The £12,600 in funding provided to the Runnymede Care Assistance Scheme, which enables carers to have a much needed break from caring for frail elderly relatives, people with Alzheimer’s and dementia, children with special needs and adults with learning disabilities, has facilitated a total of 10,652 hours of care in the community in the past year at a ‘cost’ to the Council taxpayer of around £1.20 per hour. Having seen the pressures upon my grandmother of caring for my great-grandmother in the years before she passed away, the importance of such life-lines is impossible to explain.
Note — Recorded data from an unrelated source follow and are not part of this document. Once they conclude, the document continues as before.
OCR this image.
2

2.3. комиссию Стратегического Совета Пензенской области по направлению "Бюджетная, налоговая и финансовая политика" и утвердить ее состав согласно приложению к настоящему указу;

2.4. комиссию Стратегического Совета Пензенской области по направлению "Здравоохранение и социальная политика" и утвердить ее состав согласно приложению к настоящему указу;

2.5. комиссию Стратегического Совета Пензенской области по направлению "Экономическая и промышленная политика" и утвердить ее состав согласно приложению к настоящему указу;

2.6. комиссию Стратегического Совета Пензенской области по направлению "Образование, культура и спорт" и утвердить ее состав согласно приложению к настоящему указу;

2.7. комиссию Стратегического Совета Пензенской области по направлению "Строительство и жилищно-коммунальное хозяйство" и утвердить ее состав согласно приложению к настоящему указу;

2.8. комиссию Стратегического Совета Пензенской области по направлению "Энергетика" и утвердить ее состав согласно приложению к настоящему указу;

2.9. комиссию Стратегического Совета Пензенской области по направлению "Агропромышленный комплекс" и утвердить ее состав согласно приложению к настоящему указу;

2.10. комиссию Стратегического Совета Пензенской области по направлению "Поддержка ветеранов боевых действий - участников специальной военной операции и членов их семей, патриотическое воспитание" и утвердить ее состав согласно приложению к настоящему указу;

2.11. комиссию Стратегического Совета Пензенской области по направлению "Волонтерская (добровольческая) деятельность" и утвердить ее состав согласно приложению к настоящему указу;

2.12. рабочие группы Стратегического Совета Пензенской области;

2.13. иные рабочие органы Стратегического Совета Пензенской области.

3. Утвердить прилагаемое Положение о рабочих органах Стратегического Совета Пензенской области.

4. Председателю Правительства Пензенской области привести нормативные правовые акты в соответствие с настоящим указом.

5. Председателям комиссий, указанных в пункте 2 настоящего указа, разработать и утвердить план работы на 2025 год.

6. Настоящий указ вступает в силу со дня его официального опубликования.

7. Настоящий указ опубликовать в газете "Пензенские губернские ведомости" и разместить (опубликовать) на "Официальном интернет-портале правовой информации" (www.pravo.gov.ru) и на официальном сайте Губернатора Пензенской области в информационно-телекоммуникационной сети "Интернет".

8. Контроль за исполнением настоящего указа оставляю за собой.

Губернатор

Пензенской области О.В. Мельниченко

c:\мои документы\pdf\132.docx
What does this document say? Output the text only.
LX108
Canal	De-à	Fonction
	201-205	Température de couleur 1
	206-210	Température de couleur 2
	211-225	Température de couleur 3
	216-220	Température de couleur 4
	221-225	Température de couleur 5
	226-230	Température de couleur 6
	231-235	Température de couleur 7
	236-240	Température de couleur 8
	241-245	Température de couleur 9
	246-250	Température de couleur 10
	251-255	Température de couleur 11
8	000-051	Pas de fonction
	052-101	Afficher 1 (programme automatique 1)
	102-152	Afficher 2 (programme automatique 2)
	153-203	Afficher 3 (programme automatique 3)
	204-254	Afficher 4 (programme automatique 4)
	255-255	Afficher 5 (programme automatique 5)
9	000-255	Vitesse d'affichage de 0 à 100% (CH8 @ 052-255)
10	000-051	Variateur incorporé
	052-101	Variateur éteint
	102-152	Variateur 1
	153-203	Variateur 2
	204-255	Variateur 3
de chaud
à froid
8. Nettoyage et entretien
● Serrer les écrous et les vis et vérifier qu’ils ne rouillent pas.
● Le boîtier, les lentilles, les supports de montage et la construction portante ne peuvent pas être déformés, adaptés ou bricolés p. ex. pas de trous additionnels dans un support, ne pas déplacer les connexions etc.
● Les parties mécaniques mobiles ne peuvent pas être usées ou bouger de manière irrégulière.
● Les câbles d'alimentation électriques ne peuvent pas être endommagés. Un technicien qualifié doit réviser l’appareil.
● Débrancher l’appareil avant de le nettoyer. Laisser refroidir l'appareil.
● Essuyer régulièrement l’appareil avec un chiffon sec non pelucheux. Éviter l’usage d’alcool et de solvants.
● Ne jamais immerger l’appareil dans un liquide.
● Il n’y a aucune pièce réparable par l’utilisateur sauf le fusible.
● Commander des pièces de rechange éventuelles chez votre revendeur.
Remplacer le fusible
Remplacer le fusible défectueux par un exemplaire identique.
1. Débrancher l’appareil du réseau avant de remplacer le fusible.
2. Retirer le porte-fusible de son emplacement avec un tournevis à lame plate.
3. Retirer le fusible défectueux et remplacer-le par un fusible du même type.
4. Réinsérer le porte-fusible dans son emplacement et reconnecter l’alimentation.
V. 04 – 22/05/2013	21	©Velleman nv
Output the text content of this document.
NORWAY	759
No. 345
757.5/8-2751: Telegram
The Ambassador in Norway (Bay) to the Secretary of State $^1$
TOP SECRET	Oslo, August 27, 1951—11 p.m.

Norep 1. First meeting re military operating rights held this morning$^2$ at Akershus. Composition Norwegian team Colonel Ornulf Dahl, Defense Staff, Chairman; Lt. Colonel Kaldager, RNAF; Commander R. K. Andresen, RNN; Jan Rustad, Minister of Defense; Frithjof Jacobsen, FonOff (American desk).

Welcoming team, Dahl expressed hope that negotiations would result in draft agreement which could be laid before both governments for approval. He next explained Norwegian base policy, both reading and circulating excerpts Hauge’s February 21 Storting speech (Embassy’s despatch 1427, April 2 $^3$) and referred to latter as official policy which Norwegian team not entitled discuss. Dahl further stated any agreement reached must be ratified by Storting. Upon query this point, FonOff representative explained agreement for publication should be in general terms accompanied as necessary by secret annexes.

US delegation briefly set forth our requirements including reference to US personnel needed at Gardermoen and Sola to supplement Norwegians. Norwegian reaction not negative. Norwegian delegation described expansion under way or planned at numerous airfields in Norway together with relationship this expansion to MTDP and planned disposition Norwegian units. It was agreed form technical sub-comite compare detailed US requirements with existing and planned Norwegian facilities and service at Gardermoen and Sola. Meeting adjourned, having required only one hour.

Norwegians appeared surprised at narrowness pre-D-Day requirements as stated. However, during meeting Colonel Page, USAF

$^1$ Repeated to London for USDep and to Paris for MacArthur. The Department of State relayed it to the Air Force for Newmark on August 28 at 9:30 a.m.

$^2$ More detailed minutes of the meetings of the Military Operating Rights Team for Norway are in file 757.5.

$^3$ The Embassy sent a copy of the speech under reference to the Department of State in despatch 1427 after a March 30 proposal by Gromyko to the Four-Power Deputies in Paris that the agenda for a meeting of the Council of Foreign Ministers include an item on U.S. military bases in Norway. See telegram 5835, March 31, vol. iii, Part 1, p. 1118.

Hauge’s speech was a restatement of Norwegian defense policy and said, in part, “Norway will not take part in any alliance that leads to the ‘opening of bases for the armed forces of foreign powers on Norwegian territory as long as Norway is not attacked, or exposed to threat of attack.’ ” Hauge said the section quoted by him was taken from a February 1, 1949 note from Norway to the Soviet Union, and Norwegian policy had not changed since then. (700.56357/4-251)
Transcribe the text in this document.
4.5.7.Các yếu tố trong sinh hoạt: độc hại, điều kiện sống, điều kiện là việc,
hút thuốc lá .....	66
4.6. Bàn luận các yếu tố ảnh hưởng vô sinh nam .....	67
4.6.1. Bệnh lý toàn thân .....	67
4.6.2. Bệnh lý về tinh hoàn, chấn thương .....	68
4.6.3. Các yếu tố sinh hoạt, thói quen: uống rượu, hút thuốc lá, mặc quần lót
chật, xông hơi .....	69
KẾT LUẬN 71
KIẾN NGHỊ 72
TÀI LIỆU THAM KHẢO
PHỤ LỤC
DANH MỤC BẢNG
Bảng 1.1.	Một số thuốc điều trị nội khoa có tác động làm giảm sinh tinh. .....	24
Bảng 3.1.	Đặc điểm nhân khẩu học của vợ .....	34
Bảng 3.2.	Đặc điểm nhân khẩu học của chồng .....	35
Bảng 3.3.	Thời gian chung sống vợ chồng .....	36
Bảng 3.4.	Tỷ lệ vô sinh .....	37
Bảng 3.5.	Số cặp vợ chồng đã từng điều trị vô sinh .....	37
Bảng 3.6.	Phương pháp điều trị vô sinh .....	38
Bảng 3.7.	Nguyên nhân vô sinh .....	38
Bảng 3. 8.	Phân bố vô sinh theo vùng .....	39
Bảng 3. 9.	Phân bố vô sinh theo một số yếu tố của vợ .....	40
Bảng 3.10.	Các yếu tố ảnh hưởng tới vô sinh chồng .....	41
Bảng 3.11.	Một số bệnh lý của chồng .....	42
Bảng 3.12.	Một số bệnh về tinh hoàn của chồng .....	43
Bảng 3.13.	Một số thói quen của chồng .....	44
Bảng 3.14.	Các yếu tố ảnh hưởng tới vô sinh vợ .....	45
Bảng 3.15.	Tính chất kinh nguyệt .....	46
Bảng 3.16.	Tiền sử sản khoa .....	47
The Citizens’ Advice Bureau, who were granted £78,700 in funding, have helped residents solve more than 11,000 in the past year, providing advice on welfare benefits, relationship breakdown, employment, consumer rights and housing and legal advice. In total, the CAB has generated more than 30,000 hours of volunteer hours in the Borough over the past three years with residents being able to access in excess of £700,000 in welfare benefit applications, debt write offs, court action being avoided, charitable payments and a variety of other financial gains as a result of their work.
Whilst the Council is facing significant financial burdens in the years ahead, the committee voted for grants to be provided for a fixed five year period in order to guarantee charities in the Borough financial security in the years ahead.
I’m delighted that some of the representatives of the charities receiving grants from the Council were present in the public gallery to hear the generous words councillors had for the work they do in the community.